New Lanark: We'll Be Back

july09 184My parents are currently visiting these shores and today we treated them to a visit to New Lanark,  a former cotton mill village and a UNESCO World Heritage Site, about an hour from Glasgow. I have long wanted to visit New Lanark although prior to my permanent relocation to Great Britain the words "industrial revolution" and "spinning jenny" would strike fear into my heart. In secondary school I had a very eccentric history teacher who persisted in drawing complicated diagrams of how 18th C machinery worked (he'd also draw diagrams of our town's sewer systems). Nowadays I connect "industrial revolution" and "spinning jenny" with local history and, of course, knitting traditions.Fear has been replaced by utter joy. New Lanark turned out very different to what I had imagined. I had envisioned some lovely scenery coupled with archaic spinning technology. Instead I was greeted by mind-blowing nature, fantastic architecture, great whiffs of History and some rather delicious cake. I picked up a tiny bit of wool - some skeins of Flying Flock shetland/hebridean DK and some 'limited edition' New Lanark Aran -  but the visit was far more about jaw-dropping sites and learning new things about my new homeland. Sadly the camera batteries gave out before we could shoot pictures of the amazing sights..

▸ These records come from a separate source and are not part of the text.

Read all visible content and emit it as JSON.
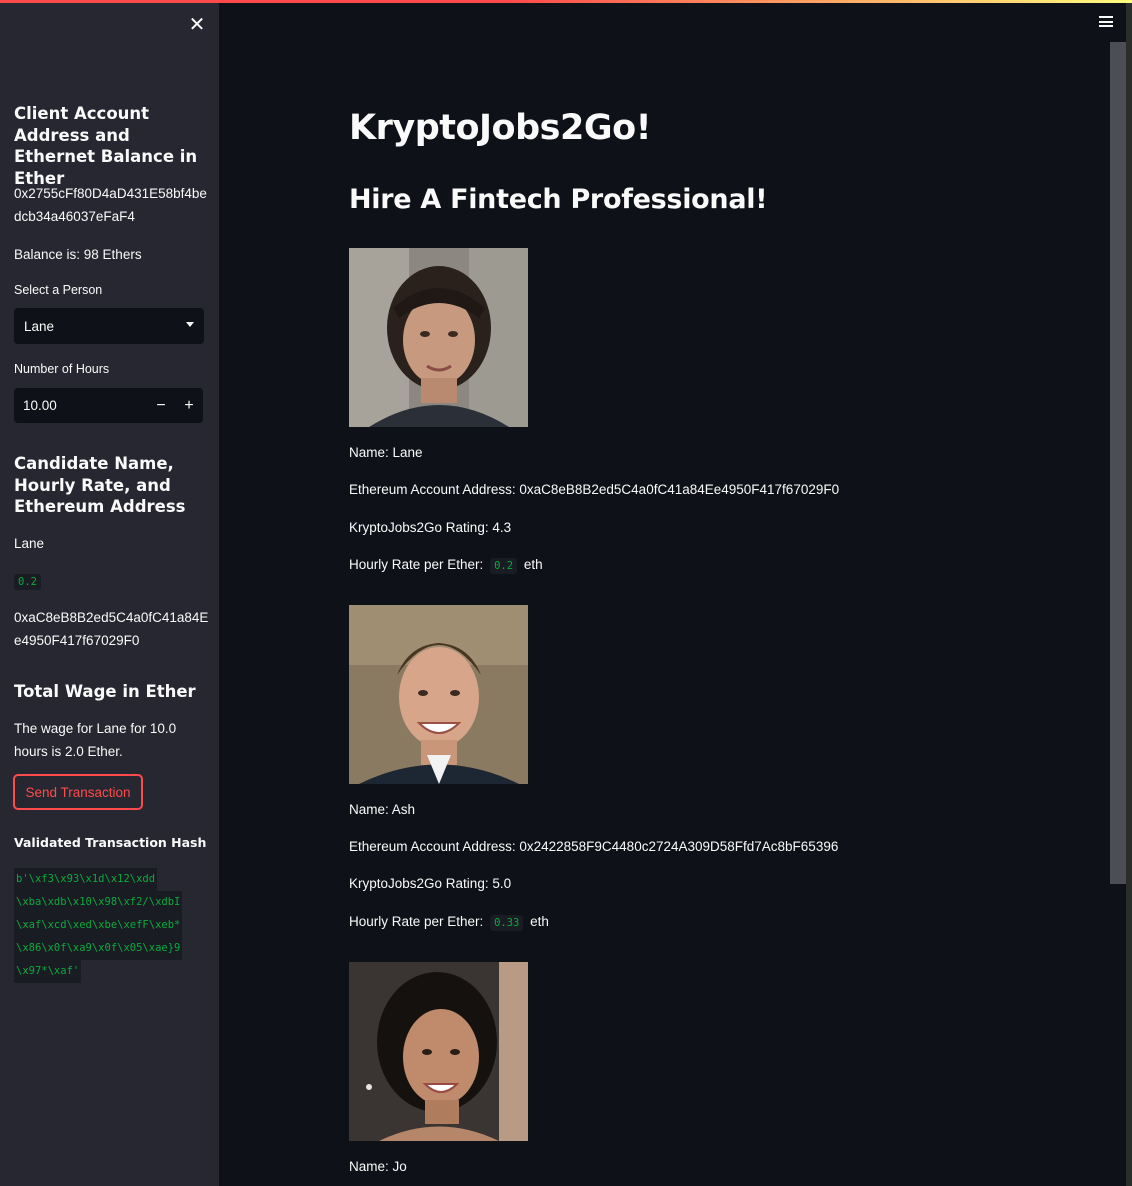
{
  "sidebar": {
    "close_icon": "close-icon",
    "account_heading": "Client Account Address and Ethernet Balance in Ether",
    "account_address": "0x2755cFf80D4aD431E58bf4bedcb34a46037eFaF4",
    "balance_text": "Balance is: 98 Ethers",
    "select_label": "Select a Person",
    "select_value": "Lane",
    "hours_label": "Number of Hours",
    "hours_value": "10.00",
    "minus_label": "−",
    "plus_label": "+",
    "candidate_heading": "Candidate Name, Hourly Rate, and Ethereum Address",
    "candidate_name": "Lane",
    "candidate_rate": "0.2",
    "candidate_address": "0xaC8eB8B2ed5C4a0fC41a84Ee4950F417f67029F0",
    "wage_heading": "Total Wage in Ether",
    "wage_text": "The wage for Lane for 10.0 hours is 2.0 Ether.",
    "send_button": "Send Transaction",
    "hash_heading": "Validated Transaction Hash",
    "hash_lines": [
      "b'\\xf3\\x93\\x1d\\x12\\xdd",
      "\\xba\\xdb\\x10\\x98\\xf2/\\xdbI",
      "\\xaf\\xcd\\xed\\xbe\\xefF\\xeb*",
      "\\x86\\x0f\\xa9\\x0f\\x05\\xae}9",
      "\\x97*\\xaf'"
    ]
  },
  "main": {
    "title": "KryptoJobs2Go!",
    "subtitle": "Hire A Fintech Professional!",
    "candidates": [
      {
        "name": "Name: Lane",
        "address": "Ethereum Account Address: 0xaC8eB8B2ed5C4a0fC41a84Ee4950F417f67029F0",
        "rating": "KryptoJobs2Go Rating: 4.3",
        "rate_prefix": "Hourly Rate per Ether:",
        "rate": "0.2",
        "rate_suffix": "eth"
      },
      {
        "name": "Name: Ash",
        "address": "Ethereum Account Address: 0x2422858F9C4480c2724A309D58Ffd7Ac8bF65396",
        "rating": "KryptoJobs2Go Rating: 5.0",
        "rate_prefix": "Hourly Rate per Ether:",
        "rate": "0.33",
        "rate_suffix": "eth"
      },
      {
        "name": "Name: Jo"
      }
    ]
  },
  "colors": {
    "background": "#0e1117",
    "sidebar": "#262730",
    "accent": "#ff4b4b",
    "code_green": "#09ab3b"
  }
}
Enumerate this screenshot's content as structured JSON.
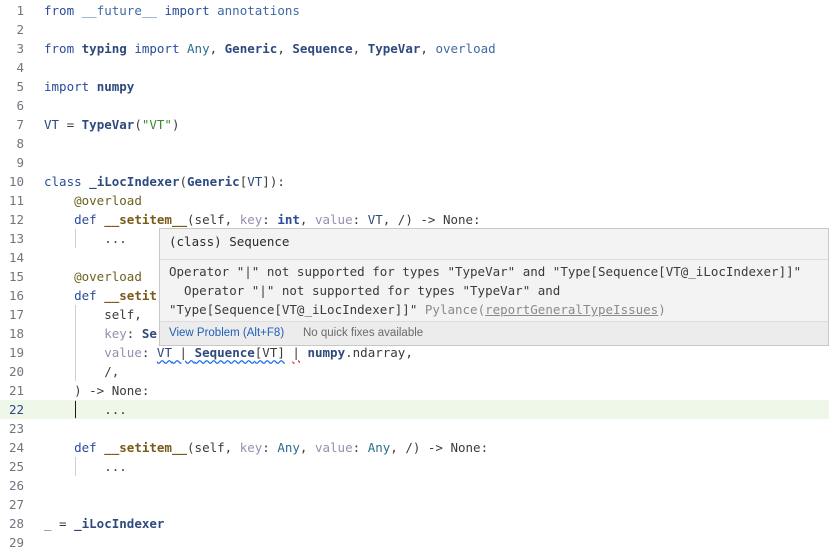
{
  "editor": {
    "lines": [
      {
        "n": "1",
        "tokens": [
          [
            "kw",
            "from"
          ],
          [
            "plain",
            " "
          ],
          [
            "mod",
            "__future__"
          ],
          [
            "plain",
            " "
          ],
          [
            "kw",
            "import"
          ],
          [
            "plain",
            " "
          ],
          [
            "mod",
            "annotations"
          ]
        ]
      },
      {
        "n": "2",
        "tokens": []
      },
      {
        "n": "3",
        "tokens": [
          [
            "kw",
            "from"
          ],
          [
            "plain",
            " "
          ],
          [
            "cls",
            "typing"
          ],
          [
            "plain",
            " "
          ],
          [
            "kw",
            "import"
          ],
          [
            "plain",
            " "
          ],
          [
            "type",
            "Any"
          ],
          [
            "plain",
            ", "
          ],
          [
            "cls",
            "Generic"
          ],
          [
            "plain",
            ", "
          ],
          [
            "cls",
            "Sequence"
          ],
          [
            "plain",
            ", "
          ],
          [
            "cls",
            "TypeVar"
          ],
          [
            "plain",
            ", "
          ],
          [
            "mod",
            "overload"
          ]
        ]
      },
      {
        "n": "4",
        "tokens": []
      },
      {
        "n": "5",
        "tokens": [
          [
            "kw",
            "import"
          ],
          [
            "plain",
            " "
          ],
          [
            "cls",
            "numpy"
          ]
        ]
      },
      {
        "n": "6",
        "tokens": []
      },
      {
        "n": "7",
        "tokens": [
          [
            "var",
            "VT"
          ],
          [
            "plain",
            " = "
          ],
          [
            "cls",
            "TypeVar"
          ],
          [
            "plain",
            "("
          ],
          [
            "str",
            "\"VT\""
          ],
          [
            "plain",
            ")"
          ]
        ]
      },
      {
        "n": "8",
        "tokens": []
      },
      {
        "n": "9",
        "tokens": []
      },
      {
        "n": "10",
        "tokens": [
          [
            "kw",
            "class"
          ],
          [
            "plain",
            " "
          ],
          [
            "cls",
            "_iLocIndexer"
          ],
          [
            "plain",
            "("
          ],
          [
            "cls",
            "Generic"
          ],
          [
            "plain",
            "["
          ],
          [
            "var",
            "VT"
          ],
          [
            "plain",
            "]):"
          ]
        ]
      },
      {
        "n": "11",
        "tokens": [
          [
            "plain",
            "    "
          ],
          [
            "dec",
            "@overload"
          ]
        ]
      },
      {
        "n": "12",
        "tokens": [
          [
            "plain",
            "    "
          ],
          [
            "kw",
            "def"
          ],
          [
            "plain",
            " "
          ],
          [
            "fn",
            "__setitem__"
          ],
          [
            "plain",
            "(self, "
          ],
          [
            "param",
            "key"
          ],
          [
            "plain",
            ": "
          ],
          [
            "builtin",
            "int"
          ],
          [
            "plain",
            ", "
          ],
          [
            "param",
            "value"
          ],
          [
            "plain",
            ": "
          ],
          [
            "var",
            "VT"
          ],
          [
            "plain",
            ", /) -> None:"
          ]
        ]
      },
      {
        "n": "13",
        "tokens": [
          [
            "plain",
            "        ..."
          ]
        ]
      },
      {
        "n": "14",
        "tokens": []
      },
      {
        "n": "15",
        "tokens": [
          [
            "plain",
            "    "
          ],
          [
            "dec",
            "@overload"
          ]
        ]
      },
      {
        "n": "16",
        "tokens": [
          [
            "plain",
            "    "
          ],
          [
            "kw",
            "def"
          ],
          [
            "plain",
            " "
          ],
          [
            "fn",
            "__setit"
          ]
        ]
      },
      {
        "n": "17",
        "tokens": [
          [
            "plain",
            "        self,"
          ]
        ]
      },
      {
        "n": "18",
        "tokens": [
          [
            "plain",
            "        "
          ],
          [
            "param",
            "key"
          ],
          [
            "plain",
            ": "
          ],
          [
            "cls",
            "Se"
          ]
        ]
      },
      {
        "n": "19",
        "tokens": [
          [
            "plain",
            "        "
          ],
          [
            "param",
            "value"
          ],
          [
            "plain",
            ": "
          ],
          [
            "sq-var",
            "VT"
          ],
          [
            "sq-plain",
            " | "
          ],
          [
            "sq-cls",
            "Sequence"
          ],
          [
            "sq-plain",
            "[VT]"
          ],
          [
            "plain",
            " "
          ],
          [
            "sqr-plain",
            "|"
          ],
          [
            "plain",
            " "
          ],
          [
            "cls",
            "numpy"
          ],
          [
            "plain",
            ".ndarray,"
          ]
        ]
      },
      {
        "n": "20",
        "tokens": [
          [
            "plain",
            "        /,"
          ]
        ]
      },
      {
        "n": "21",
        "tokens": [
          [
            "plain",
            "    ) -> None:"
          ]
        ]
      },
      {
        "n": "22",
        "tokens": [
          [
            "plain",
            "        ..."
          ]
        ]
      },
      {
        "n": "23",
        "tokens": []
      },
      {
        "n": "24",
        "tokens": [
          [
            "plain",
            "    "
          ],
          [
            "kw",
            "def"
          ],
          [
            "plain",
            " "
          ],
          [
            "fn",
            "__setitem__"
          ],
          [
            "plain",
            "(self, "
          ],
          [
            "param",
            "key"
          ],
          [
            "plain",
            ": "
          ],
          [
            "type",
            "Any"
          ],
          [
            "plain",
            ", "
          ],
          [
            "param",
            "value"
          ],
          [
            "plain",
            ": "
          ],
          [
            "type",
            "Any"
          ],
          [
            "plain",
            ", /) -> None:"
          ]
        ]
      },
      {
        "n": "25",
        "tokens": [
          [
            "plain",
            "        ..."
          ]
        ]
      },
      {
        "n": "26",
        "tokens": []
      },
      {
        "n": "27",
        "tokens": []
      },
      {
        "n": "28",
        "tokens": [
          [
            "plain",
            "_ = "
          ],
          [
            "cls",
            "_iLocIndexer"
          ]
        ]
      },
      {
        "n": "29",
        "tokens": []
      }
    ],
    "current_line": "22"
  },
  "hover": {
    "signature": "(class) Sequence",
    "message_line1": "Operator \"|\" not supported for types \"TypeVar\" and \"Type[Sequence[VT@_iLocIndexer]]\"",
    "message_line2": "  Operator \"|\" not supported for types \"TypeVar\" and",
    "message_line3": "\"Type[Sequence[VT@_iLocIndexer]]\"",
    "source": "Pylance",
    "rule_code": "reportGeneralTypeIssues",
    "view_problem_label": "View Problem (Alt+F8)",
    "no_fix_label": "No quick fixes available"
  }
}
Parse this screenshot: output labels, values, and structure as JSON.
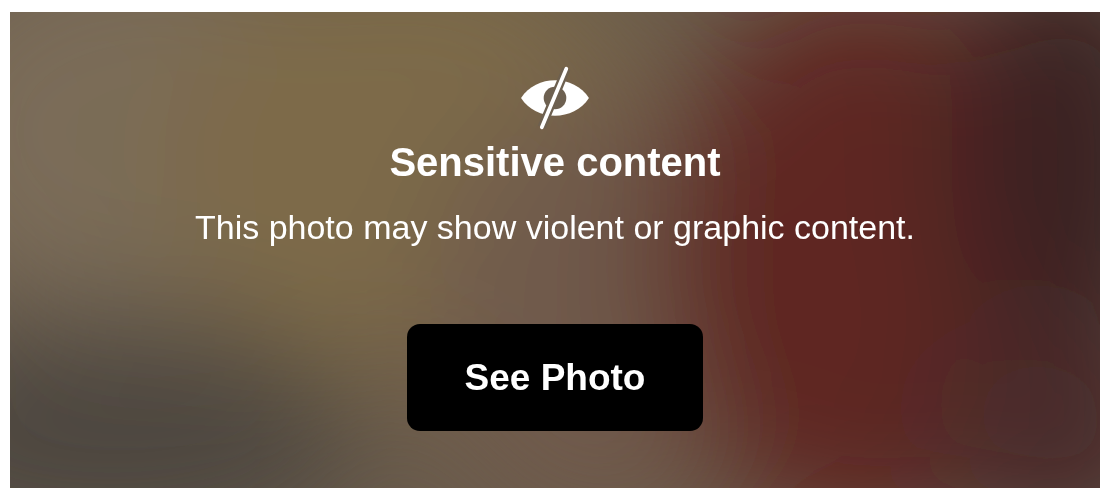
{
  "overlay": {
    "title": "Sensitive content",
    "message": "This photo may show violent or graphic content.",
    "button": "See Photo"
  }
}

.. but it will not be our last visit.

My parents are here until the end of the week and we are planning a trip up the West Coast on Saturday. I'm thinking a trip to Largs possibly or do my Scottish readers have better suggestions? And no, unfortunately my mother's not hugely into knitting otherwise we'd visit the Old Maiden Aunt studio..

Friday Linkage And Such

Ooooh, nice location and a suitable size! I also like that it hasn't been refurbished beyond recognition (I have a particular bone to pick with developers putting Poggenpohl-knock-off kitchens into Victorian properties).  Shame about the price, of course. A few months ago David and I went to see the Swedish vampire film, Let the Right One In. It was more art-house than Hammer house and unsurprisingly it is set for a US remake so people do not have to endure subtitles or pale Swedish boys with bowl haircuts. While most aspects of the US remake fills me with dread - the director made Cloverfield and ambiguous gender portrayals are becoming significantly less ambiguous - I found it really interesting to watch the casting tapes of the three girls up for the lead which io9 posted recently. I know which girl I prefer but I'd be interested in hearing your thoughts. Also, do not miss the discussion on io9.

Psychotic Letters From Men was a recent MeFi find. Normally I would cast it a cursory glance, move on and not mention it here, but the site did remind me of the time I received letters from a blog reader who was convinced that a) I had an artificial limb and b) this was the biggest turn-on in the world for the guy. No wonder I let my old blog die a very quiet death..

Finally, Advanced Style cheered me up. It really proves that style ain't no age-thing.